Die drei Bedeutungsaspekte der Technik

Es geht bei der Rechercheoberfläche nicht um den Versuch, die eine Killerapplikation zu erschaffen, welche alle anderen in den Schatten stellt und erfolgreich mit Google Scholar, BASE oder DRIVER konkurriert. Abgesehen davon, dass die Ressourcen eines einzelnen Projektes dafür gewiss nicht ausreichen würden, müsste man ernsthaft in Frage stellen, ob dies in einer dynamischen Umgebung noch möglich bzw. sinnvoll ist.

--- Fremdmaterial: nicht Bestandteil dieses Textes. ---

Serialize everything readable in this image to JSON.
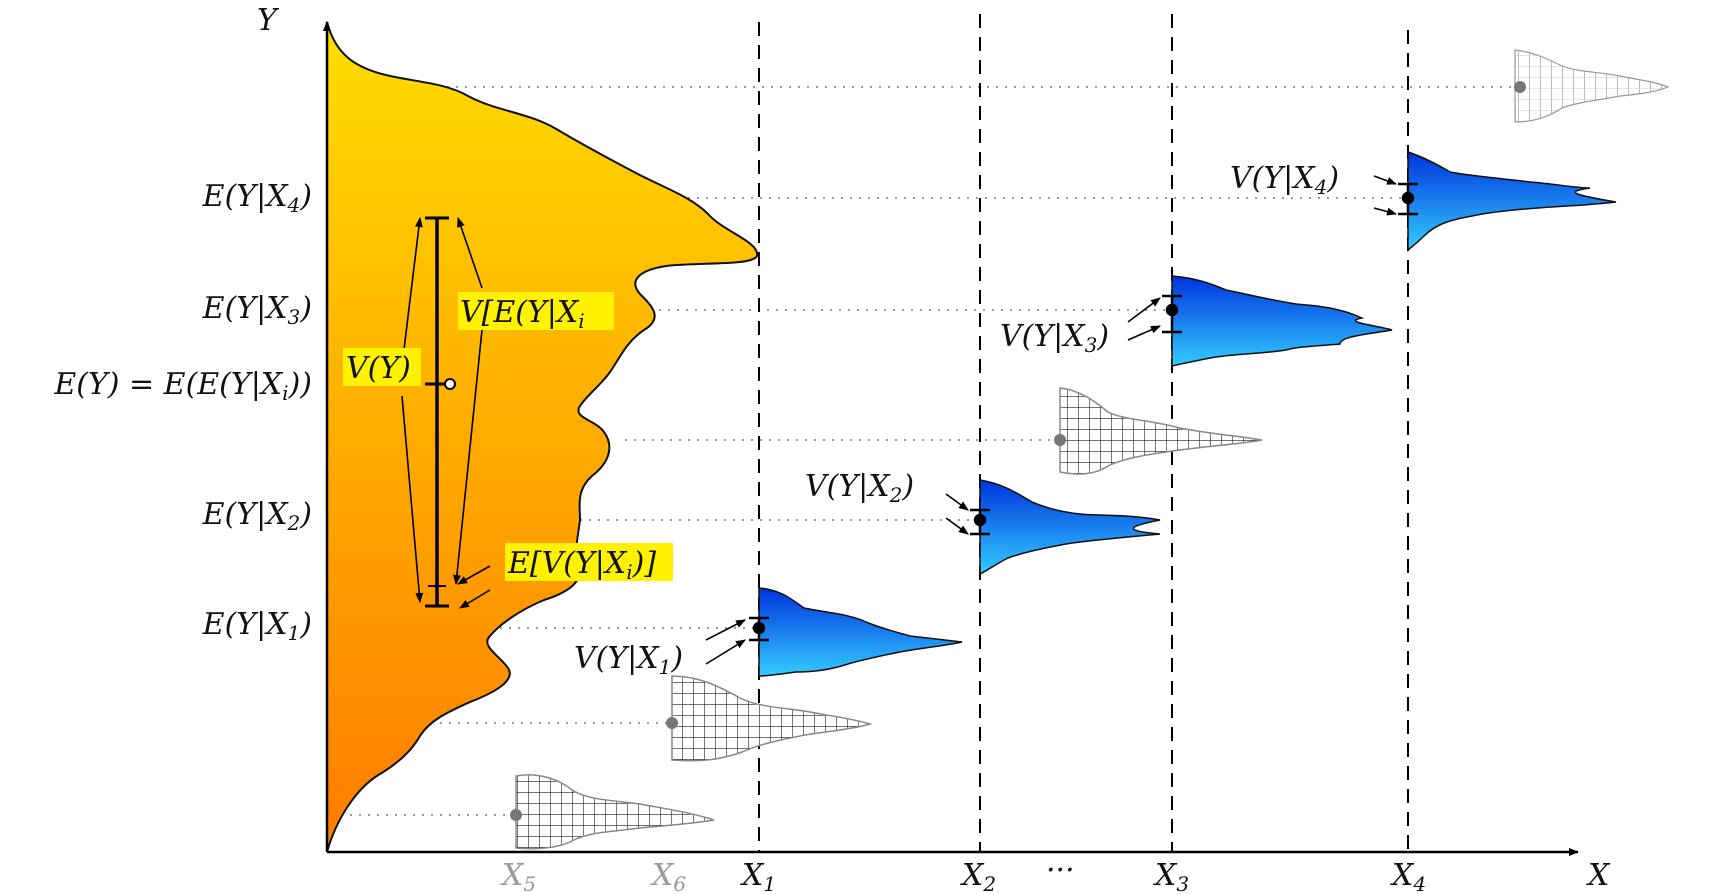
{
  "axes": {
    "y_label": "Y",
    "x_label": "X"
  },
  "x_ticks": [
    {
      "id": "x5",
      "base": "X",
      "sub": "5",
      "style": "gray"
    },
    {
      "id": "x6",
      "base": "X",
      "sub": "6",
      "style": "gray"
    },
    {
      "id": "x1",
      "base": "X",
      "sub": "1",
      "style": "black"
    },
    {
      "id": "x2",
      "base": "X",
      "sub": "2",
      "style": "black"
    },
    {
      "id": "ellipsis",
      "text": "···",
      "style": "black"
    },
    {
      "id": "x3",
      "base": "X",
      "sub": "3",
      "style": "black"
    },
    {
      "id": "x4",
      "base": "X",
      "sub": "4",
      "style": "black"
    }
  ],
  "y_labels": [
    {
      "id": "ex4",
      "text": "E(Y|X",
      "sub": "4",
      "close": ")"
    },
    {
      "id": "ex3",
      "text": "E(Y|X",
      "sub": "3",
      "close": ")"
    },
    {
      "id": "ey",
      "text": "E(Y) = E(E(Y|X",
      "sub": "i",
      "close": "))"
    },
    {
      "id": "ex2",
      "text": "E(Y|X",
      "sub": "2",
      "close": ")"
    },
    {
      "id": "ex1",
      "text": "E(Y|X",
      "sub": "1",
      "close": ")"
    }
  ],
  "variance_labels": [
    {
      "id": "vx1",
      "text": "V(Y|X",
      "sub": "1",
      "close": ")"
    },
    {
      "id": "vx2",
      "text": "V(Y|X",
      "sub": "2",
      "close": ")"
    },
    {
      "id": "vx3",
      "text": "V(Y|X",
      "sub": "3",
      "close": ")"
    },
    {
      "id": "vx4",
      "text": "V(Y|X",
      "sub": "4",
      "close": ")"
    }
  ],
  "highlight_labels": {
    "total_variance": {
      "text": "V(Y)"
    },
    "variance_of_expectation": {
      "text": "V[E(Y|X",
      "sub": "i",
      "close": ""
    },
    "expectation_of_variance": {
      "text": "E[V(Y|X",
      "sub": "i",
      "close": ")]"
    }
  },
  "colors": {
    "marginal_top": "#ffdd00",
    "marginal_bottom": "#ff7b00",
    "conditional_top": "#0033dd",
    "conditional_bottom": "#33ccff",
    "highlight": "#fff200",
    "gray_label": "#9a9a9a"
  }
}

Was die Technologie von Open-Access-Netzwerk jedoch sehr wohl für die Open-Access-Bewegung auf der einen Seite und den Wissenschaftlern auf der anderen Seite leisten soll, lässt sich am leichtesten mit drei Kernaspekten umschreiben, drei Facetten bzw. Sichtweisen, die sich wechselseitig beeinflussen:

drei Aspekte von OAN

drei Aspekte von OAN

Es ist ein Knoten, weil es auf einer übergeordneten Daten sammelt, verbessert und als Kollektion bereitstellt. Dazu wird die implementierte REST-Webservice API offengelegt werden, um diese Daten auch jenseits der OAI-PMH-Mechanismen abzurufen und in anderen Kontexten nachzunutzen. Langfristiges Ziel ist ferner, technische Möglichkeiten zu finden und anzuwenden, um die Daten in übergeordneten Netzwerken wie DRIVER verfügbar zu machen.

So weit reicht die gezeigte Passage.